My hand automatically goes up to my neck.
“Plonker. As soon as I got that last text I knew where you’d be, Harriet. You never use exclamation marks in a text unless you’re lying. So I figured your first day back had blown, and you’d be heading straight here.”
I blink at her in amazement.
See what I mean? Nat had known I was coming to the launderette before I even knew it myself.
Now,
that’s
a best friend.
“Well,” I start, ready to tell her everything: about Toby and Alexa and Jasper, and how nobody likes me. About how lonely I am without her already, and how I want her to come back to school so it can be just us again, the way it always has been.
Then I stop.
If we’re welded, it works both ways, right? My sadness will make her sad too, and I don’t want that. It’s her turn to be happy now. I’ve had my big, amazing romance. My best friend deserves to have the world light up for her too.
“
Au contraire
, Natalie,” I say as airily as I can, with a quick hand flourish. “In fact, I’ll have you know I won the class quiz in my very first hour.”

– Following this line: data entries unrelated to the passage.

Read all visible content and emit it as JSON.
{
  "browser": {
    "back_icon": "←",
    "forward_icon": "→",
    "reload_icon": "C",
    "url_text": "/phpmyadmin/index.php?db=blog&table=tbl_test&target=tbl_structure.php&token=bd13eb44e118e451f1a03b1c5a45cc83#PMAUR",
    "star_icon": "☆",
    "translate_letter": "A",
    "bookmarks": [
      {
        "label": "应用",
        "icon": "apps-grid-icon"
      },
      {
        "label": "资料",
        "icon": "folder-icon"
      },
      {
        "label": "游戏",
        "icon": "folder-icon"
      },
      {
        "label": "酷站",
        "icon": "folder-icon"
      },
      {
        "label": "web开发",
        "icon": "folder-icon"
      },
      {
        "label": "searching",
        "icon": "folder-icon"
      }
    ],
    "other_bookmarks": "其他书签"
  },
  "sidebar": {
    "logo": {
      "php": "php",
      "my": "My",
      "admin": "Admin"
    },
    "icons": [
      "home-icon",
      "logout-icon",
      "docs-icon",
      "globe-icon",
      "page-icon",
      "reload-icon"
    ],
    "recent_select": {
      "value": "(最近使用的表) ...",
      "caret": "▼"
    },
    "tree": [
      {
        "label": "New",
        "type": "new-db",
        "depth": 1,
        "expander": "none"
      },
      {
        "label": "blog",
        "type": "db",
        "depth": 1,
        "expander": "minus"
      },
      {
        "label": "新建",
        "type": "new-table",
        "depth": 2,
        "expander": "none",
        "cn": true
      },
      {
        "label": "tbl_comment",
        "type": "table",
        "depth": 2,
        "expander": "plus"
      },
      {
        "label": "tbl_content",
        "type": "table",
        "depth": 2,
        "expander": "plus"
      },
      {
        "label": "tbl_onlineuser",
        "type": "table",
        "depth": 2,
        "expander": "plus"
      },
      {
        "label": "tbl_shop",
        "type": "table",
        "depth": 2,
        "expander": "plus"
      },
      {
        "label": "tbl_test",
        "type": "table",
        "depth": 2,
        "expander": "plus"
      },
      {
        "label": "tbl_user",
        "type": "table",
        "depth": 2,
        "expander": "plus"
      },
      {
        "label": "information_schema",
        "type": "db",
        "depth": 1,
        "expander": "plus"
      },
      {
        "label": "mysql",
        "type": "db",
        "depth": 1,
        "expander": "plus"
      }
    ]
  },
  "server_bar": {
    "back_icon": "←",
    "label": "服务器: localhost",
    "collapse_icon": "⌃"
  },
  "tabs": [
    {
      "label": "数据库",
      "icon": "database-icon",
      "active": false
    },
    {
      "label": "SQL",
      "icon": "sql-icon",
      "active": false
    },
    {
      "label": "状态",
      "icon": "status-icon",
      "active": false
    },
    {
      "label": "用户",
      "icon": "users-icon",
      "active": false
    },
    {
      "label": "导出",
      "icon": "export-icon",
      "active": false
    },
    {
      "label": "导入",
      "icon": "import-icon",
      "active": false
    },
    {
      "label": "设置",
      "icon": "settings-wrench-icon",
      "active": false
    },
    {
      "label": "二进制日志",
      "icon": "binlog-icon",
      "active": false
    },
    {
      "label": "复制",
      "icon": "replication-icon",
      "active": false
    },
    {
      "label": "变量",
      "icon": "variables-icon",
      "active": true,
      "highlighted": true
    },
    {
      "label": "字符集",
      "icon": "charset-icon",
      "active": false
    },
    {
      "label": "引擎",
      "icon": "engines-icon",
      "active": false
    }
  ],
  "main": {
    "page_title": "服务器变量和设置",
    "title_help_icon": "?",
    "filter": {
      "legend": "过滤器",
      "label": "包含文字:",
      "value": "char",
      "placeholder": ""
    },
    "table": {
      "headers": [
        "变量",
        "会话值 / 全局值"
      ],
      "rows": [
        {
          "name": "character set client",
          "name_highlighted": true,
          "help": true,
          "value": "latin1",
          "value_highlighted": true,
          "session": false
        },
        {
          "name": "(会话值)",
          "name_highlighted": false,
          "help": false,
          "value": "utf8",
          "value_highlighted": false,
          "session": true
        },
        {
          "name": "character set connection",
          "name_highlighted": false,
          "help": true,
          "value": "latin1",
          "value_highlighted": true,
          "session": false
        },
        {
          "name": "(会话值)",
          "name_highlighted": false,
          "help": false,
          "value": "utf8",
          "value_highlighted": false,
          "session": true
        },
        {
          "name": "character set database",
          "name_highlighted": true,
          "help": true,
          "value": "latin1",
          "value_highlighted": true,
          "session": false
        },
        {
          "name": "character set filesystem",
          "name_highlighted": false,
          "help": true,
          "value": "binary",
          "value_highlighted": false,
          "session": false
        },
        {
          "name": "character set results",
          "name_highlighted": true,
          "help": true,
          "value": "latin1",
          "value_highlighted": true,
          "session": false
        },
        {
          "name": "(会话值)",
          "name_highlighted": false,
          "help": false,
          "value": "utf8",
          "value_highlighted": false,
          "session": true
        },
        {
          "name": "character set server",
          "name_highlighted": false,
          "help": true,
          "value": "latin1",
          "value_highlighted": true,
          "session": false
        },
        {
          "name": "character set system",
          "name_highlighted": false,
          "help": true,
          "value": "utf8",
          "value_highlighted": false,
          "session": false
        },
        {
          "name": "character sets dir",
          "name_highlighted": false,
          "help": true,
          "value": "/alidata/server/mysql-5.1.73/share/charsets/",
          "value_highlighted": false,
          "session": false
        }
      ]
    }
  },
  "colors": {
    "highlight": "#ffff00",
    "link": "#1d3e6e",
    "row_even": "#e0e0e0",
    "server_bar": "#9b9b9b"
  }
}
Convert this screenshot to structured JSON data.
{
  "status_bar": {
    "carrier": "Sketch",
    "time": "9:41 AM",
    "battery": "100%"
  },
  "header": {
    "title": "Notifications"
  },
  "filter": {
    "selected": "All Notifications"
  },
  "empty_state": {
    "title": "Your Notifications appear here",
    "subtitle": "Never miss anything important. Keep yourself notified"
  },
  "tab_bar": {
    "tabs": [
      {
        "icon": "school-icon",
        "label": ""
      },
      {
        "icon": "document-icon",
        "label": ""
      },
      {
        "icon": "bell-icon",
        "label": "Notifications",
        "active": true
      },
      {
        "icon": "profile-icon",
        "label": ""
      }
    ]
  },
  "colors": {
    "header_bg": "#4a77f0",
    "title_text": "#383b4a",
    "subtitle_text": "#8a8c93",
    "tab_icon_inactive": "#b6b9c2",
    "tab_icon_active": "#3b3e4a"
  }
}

This doesn’t have the impact I’m hoping for.
“Oh my God,” Nat sighs, putting her hand over her eyes. “How bad? Post-it on the back of T-shirt bad or head-down-the-toilet bad?”
Just
once
I’d like Nat not to see straight through me.
“The former,” I admit. There was a Post-it saying
I AM A KNOW-IT-ALL
on my satchel at breaktime. “But don’t worry: it’s just a brief hiccup. I’m sure they’ll forget about it eventually.”
“Of
course
they will.” Nat puts her arm round me and leans her head against mine. “Lots of people make a slightly bumpy first impression and nobody ever remembers.”
We’re both lying, by the way: scientists have found that first impressions are very difficult to undo and can often be permanent.
“Exactly!” I drop off the machine with as much enthusiasm as I can muster. “And a school year is only 190 days, right? 1,330 hours will be over before I know it.”